Author: D J Lunan

Hemmings stopped walking briefly, bathed in a swift glimpse of moonlight, and endured the sustained scream echoing across a forest sucked clean of landmarks, inmates, and healing energy by the storm’s whipping tail. He recognised that something or someone was meeting its wild end, and ominously, it was occurring in his direction of travel.

With his frozen bare feet soaking in the mood of Stane Street through its infamous autumnal mud, he leant ear-first into the wind, weighing among a limited suite of options, and wishing he had his head-rig and a drone.

Hemmings pressed on: old enough to have forgotten the primal night terrors of the lone traveller, keener to reach Silchester and the welcoming hearth at the ruined datacentre. His threadbare coat, small knapsack, and mutilated feet ensured only sufficiently desperate or addled road-roaches would consider him a proposition.
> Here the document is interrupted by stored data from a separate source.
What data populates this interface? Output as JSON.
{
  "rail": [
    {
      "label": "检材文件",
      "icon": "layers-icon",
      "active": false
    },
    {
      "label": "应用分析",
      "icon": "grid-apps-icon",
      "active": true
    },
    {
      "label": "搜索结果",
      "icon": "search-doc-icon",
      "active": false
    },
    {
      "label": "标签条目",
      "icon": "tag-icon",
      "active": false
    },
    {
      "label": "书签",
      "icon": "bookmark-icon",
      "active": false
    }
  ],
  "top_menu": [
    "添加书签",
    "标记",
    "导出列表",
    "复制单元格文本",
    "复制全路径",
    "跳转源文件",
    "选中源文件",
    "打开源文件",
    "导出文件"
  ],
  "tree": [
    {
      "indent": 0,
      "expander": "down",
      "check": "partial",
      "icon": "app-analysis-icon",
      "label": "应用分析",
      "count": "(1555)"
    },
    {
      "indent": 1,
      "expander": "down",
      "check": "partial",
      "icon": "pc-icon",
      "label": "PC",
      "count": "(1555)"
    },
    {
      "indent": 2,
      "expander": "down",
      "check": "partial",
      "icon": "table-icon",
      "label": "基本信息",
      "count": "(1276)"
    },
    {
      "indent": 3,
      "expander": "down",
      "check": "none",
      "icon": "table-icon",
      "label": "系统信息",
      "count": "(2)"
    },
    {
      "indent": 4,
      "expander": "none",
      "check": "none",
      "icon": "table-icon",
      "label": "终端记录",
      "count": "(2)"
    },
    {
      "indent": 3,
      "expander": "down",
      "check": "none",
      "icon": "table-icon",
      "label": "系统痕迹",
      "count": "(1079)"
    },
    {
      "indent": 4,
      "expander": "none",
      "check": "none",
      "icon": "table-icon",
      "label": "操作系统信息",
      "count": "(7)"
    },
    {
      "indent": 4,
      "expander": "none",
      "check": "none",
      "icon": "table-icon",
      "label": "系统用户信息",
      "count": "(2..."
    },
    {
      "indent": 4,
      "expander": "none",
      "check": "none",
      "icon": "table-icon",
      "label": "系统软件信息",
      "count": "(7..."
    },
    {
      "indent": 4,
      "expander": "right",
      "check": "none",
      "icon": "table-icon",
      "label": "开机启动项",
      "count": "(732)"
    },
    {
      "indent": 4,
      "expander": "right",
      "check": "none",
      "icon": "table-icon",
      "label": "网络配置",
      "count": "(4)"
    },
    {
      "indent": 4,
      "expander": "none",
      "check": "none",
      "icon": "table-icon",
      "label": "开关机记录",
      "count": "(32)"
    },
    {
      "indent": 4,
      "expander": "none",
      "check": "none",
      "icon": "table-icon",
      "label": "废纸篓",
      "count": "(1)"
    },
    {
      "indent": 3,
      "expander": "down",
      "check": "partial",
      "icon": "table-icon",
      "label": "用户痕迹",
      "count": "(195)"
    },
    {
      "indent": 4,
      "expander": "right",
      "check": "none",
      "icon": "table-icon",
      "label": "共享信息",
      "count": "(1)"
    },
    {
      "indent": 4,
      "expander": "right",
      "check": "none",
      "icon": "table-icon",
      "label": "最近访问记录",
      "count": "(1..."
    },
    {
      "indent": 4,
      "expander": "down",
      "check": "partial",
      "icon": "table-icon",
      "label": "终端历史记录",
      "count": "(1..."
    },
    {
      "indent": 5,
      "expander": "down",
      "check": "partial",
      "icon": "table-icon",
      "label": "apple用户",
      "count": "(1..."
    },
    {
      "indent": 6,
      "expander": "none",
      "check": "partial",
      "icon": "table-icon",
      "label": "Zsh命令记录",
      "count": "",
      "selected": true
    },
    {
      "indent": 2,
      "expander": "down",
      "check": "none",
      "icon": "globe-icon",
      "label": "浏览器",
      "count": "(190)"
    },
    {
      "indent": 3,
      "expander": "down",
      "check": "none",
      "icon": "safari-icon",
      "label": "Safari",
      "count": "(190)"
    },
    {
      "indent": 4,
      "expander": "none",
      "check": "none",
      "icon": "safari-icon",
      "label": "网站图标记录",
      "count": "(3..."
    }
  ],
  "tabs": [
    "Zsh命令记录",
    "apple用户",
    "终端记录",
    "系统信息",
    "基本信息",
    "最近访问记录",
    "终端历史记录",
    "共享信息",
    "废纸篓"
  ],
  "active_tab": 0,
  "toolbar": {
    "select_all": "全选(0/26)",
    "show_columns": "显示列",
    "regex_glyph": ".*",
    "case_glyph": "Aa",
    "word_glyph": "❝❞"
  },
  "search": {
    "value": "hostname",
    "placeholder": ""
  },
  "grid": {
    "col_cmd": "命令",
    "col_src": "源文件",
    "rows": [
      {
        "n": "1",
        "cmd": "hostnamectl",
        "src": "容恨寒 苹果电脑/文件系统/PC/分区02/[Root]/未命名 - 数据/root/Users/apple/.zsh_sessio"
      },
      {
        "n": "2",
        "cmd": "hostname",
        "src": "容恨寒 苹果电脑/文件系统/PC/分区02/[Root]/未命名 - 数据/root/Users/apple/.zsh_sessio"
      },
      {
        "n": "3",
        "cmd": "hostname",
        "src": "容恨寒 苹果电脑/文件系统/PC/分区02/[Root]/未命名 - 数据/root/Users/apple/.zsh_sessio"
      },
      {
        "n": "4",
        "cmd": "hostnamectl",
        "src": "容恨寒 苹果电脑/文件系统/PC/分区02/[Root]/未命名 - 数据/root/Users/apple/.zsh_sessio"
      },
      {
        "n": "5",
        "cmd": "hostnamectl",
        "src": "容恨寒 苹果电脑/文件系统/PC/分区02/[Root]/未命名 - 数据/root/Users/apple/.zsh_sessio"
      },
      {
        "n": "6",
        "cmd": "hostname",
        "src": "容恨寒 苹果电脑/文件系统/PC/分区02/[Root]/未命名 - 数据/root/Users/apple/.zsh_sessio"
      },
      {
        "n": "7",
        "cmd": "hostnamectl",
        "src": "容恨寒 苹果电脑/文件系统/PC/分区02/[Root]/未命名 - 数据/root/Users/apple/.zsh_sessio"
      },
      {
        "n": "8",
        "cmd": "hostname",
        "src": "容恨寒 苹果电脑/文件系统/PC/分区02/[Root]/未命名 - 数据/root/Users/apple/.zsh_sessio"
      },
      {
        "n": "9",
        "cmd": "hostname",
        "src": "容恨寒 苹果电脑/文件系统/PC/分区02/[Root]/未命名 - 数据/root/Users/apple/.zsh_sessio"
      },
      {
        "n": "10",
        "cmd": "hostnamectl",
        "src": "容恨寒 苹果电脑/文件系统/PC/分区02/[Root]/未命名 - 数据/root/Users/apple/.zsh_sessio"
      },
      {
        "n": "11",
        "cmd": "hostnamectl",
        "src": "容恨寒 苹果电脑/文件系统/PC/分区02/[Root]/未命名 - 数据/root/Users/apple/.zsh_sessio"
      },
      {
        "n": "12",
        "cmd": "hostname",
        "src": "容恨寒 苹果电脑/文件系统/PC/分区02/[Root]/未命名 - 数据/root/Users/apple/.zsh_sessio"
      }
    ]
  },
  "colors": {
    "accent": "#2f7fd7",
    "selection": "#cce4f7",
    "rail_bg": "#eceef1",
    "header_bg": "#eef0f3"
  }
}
He subconsciously tightened his grip on the sharpened forger’s tongs strapped with willow twine to his right thigh.

The scream had scratched an itch and Hemmings mind raged in increasingly desperate efforts to gauge his whereabouts, mis-interpreting each sagging bough and flooded trench as heralding the holographic gates to the great floating metropolis.

Lost in his mind’s maze, Hemmings entered the slim harbour of the landmark Marguerite Bridge before he recognised the sheltering danger.

A momentary gust shook the juniper trees asunder, allowing the half-moon’s shadows to create an unexpected albedo effect radiating fear, surprise and aggression across the faces of the two wood folk and their cart, squeezed under the low bridge.

“Who goes there?”, demanded the larger.

“A sky shepherd, running late to Silchester”, replied Hemmings, careful to limelight his low-value.

“You’re either lying or late, old man, today was market day”, probed the smaller.

Hemmings silently loosened the willow twine, and wrapped his cold fingers around the warm tongs. Unexpectedly another gust briefly bathed the group in shy moonlight, illuminating the microchip-collaged head-rig of the larger man, and in backdrop, the intricate chalk pebble stonecrafting of the parabolic arched underside the bridge, freshly red-washed and garishly dripping blood and gristle.

In shock, Hemmings dropped his tongs. Soundlessly, the smaller man hit out with a small wooden club, and Hemmings folded ungraciously into the mud.

No longer concerned about secrecy, his assailants clicked on their blazing head-rigs, and swiftly bore down on Hemmings. One grabbed and inspected his hands while the other pawed his face, and simultaneously announced, fatigued but content, “Clean!”.

The release of tension was palpable and, slipping in the blood-blanched mud, his assailants muttered their apologies, and manhandled Hemmings to his feet.

“You are one lucky sod!”, exulted the larger man.

“I don’t feel lucky”, said Hemmings suspiciously, rubbing his bruised jaw, and surveying the horrific murder scene through the piercing light-beams of his assailants.

“This merchant was less lucky”, the smaller one declared, his beams glinting off the cart and its cargo of three wooden, wind-up vinyl record players. The cart was compact, well-maintained and sleek. It was designed to be piloted by a single rider, with new carbon wheels, and a dynamo transmission. But it was showered with bloodstains.

“He or she was taken as they rode”, observed the larger one solemnly, tilting his head, he involuntarily dragged all their eyes back to the horror scene painted on the underbridge.

“Taken?”, quizzed Hemmings, confused and bewildered.

“Who knows?”, replied the larger one, and motioning languidly to the bloodied roof, “Witches, ghouls, trolls….”

“Of all the strange things to be kick-started by the New Dawn…..”, mused the shorter one, before trailing off, his mouth agape, eyes burning wild, pointing at the foundation wall just behind Hemmings.